И вдруг судьба столкнула ее с Аввакумом. Этот мощный ум, эта несокрушимая воля, хотя, по-видимому, мягкая и тягучая, как золото, в делах добра и железная в других случаях, эта великая, страстная, но детски наивная вера не только во всепроникаемость Божественной любви и всепрощения, но и в обряд, в букву, в последнюю йоту веры – все это глубоко потрясло восприимчивую душу молодой, пылкой женщины. Ей казалось, что она очутилась лицом к лицу с апостолом, мучеником, с тем первообразом и идеалом истинного человека, которого она в своей пылкой фантазии видела в фиваидских пещерниках, в столпниках, в обличителях нечестивых римских царей. Разве Сибирь – не та же страшная Фиваида, над которой она задумывалась при чтении житий святых? Разве сибирские земляные тюрьмы – не те же языческие узилища? А он, Аввакум, по всему этому прошел – прошел босыми ногами по льду и по горячим угольям. И он не очерствел, не застыл в своем высокомерии, как Никон; он молился, и плакал, и радовался своим страданиям, да мало того – каждый день молился за других, часы и заутреню служил, будь то в земляной тюрьме на соломе, в обществе мышей и тараканов, будь то в снежных сугробах, в лесу, на воде, на работах.

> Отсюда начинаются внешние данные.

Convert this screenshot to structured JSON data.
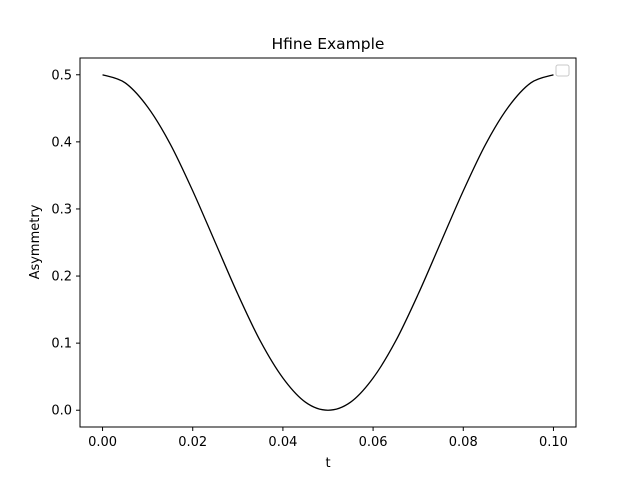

– Ох, батюшка-свет! святитель наш! Да как же ты службу-то служил при этих-то трудах да мучениях? – невольно воскликнула молодая боярыня, возвращаясь с сестрой из дворца и захватив с собой в карету своего дорогого гостя.

– А все так же, дочушка моя золота-яхонтова: идучи, бывало, дорогою, зимой, или нарту с детками и курочкой своей волоку, или рыбку ловлю, зверя промышляю, или в лесу дровца секу, или ино что творю, а сам правильцо в те поры говорю, пою молитвы, вечереньку либо заутреньку мурлычу себе, что прилучится в тот час, и плачу, и веселюсь, что жив, что голос мой в пустыне мертвой звучит, птички божьи мое моленье слышут, и за птичек молюсь, и за деревцо – все ведь оно и Божье, и наше… А буде в людях я, и бывает неизворотно, или на стану станем, а товарищи-то не по мне, моления моего не любят, – и я, отступя людей, либо под горку, либо в лесок, – коротенько сделаю: побьюся головою о землю либо об лед поколочусь, об снег, а то и заплачется – и все сладко станет, коли голова об землю поколотится либо слеза горючая снег прожжет. А буде по мне люди – и я на сошке складеньки поставлю, правильца проговорю, молитовку пропою, в перси себе постучу, а иные со мною же молятся, плачут, а иные кашку варят – и тоже маленько молятся. И в санях едучи, пою себе да веселюсь, и в тюрьме лежа, пою да кандалами позвякиваю, а кандальный-то звон, тюремный, светики мои, слаще Богу звону колокольного: звонок, голосист звон-от тюремный!.. Везде, пташки мои, молюсь и пою, а хотя где и гораздо неизворотно, а таки поворчу, что собачка перед Господом, повою до неба праведного…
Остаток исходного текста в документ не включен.